Embora o senhor Pedro tenha falado alguma coisa a respeito de nossa conversa com Ricardo, ele, talvez nem tentou entrar em contato com o irmão que teria ido pescar e por isso, mostrando que de fato a gente não vai conseguir alterar um destino já preparado, na viagem antecipada de retorno, a caminhonete que usavam para viajar, quebrou em cima da ponte do Rio da Prata, na divisa de Goiás com São Paulo. Era início de noite e o irmão Daniel, tentando reparar alguma coisa em sua traseira, incorretamente escura, por falha na sinalização, um caminhão carregado não conseguiu frear a tempo, prensando tal homem entre os dois veículos, vindo a ter morte instantânea.

            A notícia chegou na fábrica quase dez horas da noite.

            — Você de fato sabia? — especulou-me o senhor Pedro chorando.

            — O que eu faço pra ir embora pra minha vida, senhor Pedro? — especulei inconsolavelmente.

            — Você veio mesmo de outra época? O que mais você sabe? Por que não evitou?

            — Porque eu não consigo! Antes dele viajar eu pedi pra ele não ir. Como ele achou graça, rindo na minha cara, pedi a ele que, acontecesse o que fosse, não viajasse de volta hoje. Sabendo que ele não me atenderia pedi pra ele sinalizar o local com muito cuidado e que nunca fosse ele a entrar na rodovia para tentar reparar o veículo. No fundo eu já sabia que ele sequer se lembraria da recomendação de um menininho bobo. Avisei o senhor, que avisou o irmão dele… O destino está escrito e eu não consigo alterá-lo. Trabalho com Regis, com único intuito de protege-lo, mas não consigo.

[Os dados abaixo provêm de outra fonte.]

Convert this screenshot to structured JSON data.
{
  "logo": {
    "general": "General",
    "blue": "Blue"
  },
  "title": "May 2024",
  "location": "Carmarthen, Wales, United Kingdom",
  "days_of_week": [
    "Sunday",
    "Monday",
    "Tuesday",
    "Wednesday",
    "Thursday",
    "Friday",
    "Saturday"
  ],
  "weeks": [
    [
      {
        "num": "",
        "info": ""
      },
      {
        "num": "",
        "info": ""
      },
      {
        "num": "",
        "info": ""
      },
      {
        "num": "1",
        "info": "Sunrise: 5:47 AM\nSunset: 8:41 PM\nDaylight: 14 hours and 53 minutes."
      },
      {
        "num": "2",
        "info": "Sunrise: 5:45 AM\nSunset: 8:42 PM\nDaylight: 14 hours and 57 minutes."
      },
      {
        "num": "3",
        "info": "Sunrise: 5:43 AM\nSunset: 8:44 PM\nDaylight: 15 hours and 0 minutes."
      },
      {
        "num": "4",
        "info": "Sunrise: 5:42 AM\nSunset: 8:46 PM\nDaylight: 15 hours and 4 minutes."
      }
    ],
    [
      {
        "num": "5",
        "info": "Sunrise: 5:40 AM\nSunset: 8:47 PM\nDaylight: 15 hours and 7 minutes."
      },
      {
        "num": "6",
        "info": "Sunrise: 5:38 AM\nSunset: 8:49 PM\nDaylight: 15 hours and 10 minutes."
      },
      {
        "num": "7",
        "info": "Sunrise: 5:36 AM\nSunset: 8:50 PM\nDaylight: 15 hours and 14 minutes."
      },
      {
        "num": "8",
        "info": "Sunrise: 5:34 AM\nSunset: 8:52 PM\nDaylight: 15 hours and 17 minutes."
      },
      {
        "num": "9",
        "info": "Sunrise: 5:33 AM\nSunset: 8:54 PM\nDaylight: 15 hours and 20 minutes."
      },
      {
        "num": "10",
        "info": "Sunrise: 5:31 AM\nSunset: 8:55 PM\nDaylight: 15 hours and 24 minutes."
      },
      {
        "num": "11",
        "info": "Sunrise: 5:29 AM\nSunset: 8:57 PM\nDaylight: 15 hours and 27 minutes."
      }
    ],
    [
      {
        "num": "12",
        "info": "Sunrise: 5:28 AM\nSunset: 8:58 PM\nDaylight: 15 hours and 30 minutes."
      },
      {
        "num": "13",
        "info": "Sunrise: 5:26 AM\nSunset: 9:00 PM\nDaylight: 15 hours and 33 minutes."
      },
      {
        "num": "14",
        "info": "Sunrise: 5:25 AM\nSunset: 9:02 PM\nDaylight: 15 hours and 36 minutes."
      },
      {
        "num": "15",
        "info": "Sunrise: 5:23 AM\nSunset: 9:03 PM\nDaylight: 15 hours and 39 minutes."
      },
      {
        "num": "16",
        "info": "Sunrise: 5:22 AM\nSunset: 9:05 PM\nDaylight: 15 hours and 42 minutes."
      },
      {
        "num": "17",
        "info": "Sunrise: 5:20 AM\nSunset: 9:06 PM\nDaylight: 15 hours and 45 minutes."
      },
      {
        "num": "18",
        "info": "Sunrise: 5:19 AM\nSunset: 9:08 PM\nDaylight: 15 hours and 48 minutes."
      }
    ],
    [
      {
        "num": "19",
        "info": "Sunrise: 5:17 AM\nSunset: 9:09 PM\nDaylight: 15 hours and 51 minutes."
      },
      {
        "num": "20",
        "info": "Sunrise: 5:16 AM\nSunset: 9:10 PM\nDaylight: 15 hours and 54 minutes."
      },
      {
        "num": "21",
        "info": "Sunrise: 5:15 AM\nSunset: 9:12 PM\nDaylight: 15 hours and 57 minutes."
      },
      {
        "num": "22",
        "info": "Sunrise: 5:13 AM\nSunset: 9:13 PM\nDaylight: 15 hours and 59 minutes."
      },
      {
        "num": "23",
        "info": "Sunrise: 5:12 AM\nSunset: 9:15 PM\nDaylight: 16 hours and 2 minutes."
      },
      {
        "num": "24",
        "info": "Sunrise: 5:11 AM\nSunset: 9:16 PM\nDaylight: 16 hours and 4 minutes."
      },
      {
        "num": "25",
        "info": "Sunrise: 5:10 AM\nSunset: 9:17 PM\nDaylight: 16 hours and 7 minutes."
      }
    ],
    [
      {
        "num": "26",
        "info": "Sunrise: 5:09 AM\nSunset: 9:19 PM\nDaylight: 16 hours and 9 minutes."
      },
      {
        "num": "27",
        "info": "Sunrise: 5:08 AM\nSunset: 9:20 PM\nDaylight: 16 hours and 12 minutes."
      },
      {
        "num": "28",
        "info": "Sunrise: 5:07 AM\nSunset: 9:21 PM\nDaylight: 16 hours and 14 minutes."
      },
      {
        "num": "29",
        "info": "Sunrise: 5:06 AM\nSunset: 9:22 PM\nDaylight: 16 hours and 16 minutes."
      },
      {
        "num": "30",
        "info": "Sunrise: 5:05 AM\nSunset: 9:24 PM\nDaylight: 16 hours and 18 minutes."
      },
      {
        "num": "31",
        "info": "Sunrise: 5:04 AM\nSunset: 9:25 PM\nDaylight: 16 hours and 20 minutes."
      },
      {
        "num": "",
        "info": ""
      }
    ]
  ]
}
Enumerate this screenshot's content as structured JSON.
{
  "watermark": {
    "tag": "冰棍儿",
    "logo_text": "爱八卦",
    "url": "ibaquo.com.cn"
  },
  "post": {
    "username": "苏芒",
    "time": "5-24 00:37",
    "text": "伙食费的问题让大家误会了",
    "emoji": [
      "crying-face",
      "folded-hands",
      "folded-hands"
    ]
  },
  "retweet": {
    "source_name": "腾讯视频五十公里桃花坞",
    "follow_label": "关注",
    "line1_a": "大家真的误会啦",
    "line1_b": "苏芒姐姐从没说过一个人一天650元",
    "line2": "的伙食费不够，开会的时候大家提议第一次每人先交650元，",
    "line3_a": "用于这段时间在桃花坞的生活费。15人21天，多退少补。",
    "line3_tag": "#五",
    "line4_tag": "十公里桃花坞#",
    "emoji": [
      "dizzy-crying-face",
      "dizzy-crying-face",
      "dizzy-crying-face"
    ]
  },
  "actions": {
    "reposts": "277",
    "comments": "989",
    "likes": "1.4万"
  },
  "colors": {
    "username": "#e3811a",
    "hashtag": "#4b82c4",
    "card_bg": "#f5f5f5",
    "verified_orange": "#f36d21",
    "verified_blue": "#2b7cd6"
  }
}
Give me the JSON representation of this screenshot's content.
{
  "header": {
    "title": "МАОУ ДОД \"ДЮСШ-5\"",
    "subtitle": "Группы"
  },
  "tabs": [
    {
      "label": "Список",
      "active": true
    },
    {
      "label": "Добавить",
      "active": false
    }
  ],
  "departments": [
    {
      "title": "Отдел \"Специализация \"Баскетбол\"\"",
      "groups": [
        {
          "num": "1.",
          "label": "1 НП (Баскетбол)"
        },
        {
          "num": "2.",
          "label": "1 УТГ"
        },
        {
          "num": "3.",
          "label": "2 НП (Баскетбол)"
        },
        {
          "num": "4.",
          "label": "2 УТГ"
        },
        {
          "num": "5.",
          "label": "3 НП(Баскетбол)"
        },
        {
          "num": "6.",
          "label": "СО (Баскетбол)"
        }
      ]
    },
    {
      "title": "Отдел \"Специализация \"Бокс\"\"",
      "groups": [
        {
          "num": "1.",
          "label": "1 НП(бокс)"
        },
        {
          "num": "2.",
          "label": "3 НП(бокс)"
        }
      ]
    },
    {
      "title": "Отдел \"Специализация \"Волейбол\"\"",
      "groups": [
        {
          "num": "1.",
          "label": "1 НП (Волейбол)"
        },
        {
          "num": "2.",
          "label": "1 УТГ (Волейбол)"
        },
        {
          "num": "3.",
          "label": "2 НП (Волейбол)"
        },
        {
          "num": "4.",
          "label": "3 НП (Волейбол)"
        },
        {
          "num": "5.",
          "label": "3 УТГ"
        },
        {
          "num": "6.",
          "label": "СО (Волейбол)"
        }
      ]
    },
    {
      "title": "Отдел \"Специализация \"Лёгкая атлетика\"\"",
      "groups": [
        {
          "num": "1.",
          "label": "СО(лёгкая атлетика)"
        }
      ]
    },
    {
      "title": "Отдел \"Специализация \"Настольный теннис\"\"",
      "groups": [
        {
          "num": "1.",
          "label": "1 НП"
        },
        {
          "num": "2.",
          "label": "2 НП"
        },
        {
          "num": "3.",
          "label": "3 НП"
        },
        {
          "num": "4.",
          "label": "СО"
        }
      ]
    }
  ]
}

            — A partir de hoje, o que você me falar será lei — alegou tal homem, ainda chorando, se sentindo tão culpado quanto eu também me sentia.

            — Eu quero voltar! Vim aqui pra tentar ser feliz ao reviver minha infância, mas não consigo. Não, sabendo o que vai acontecer e eu não poder fazer nada pra evitar.

            — Diga o que vai acontecer amanhã e eu acreditarei.

            — Amanhã não é novidade… — ironizei querendo rir por entre os olhos marejados. — Esta fábrica não irá funcionar e haverá um funeral.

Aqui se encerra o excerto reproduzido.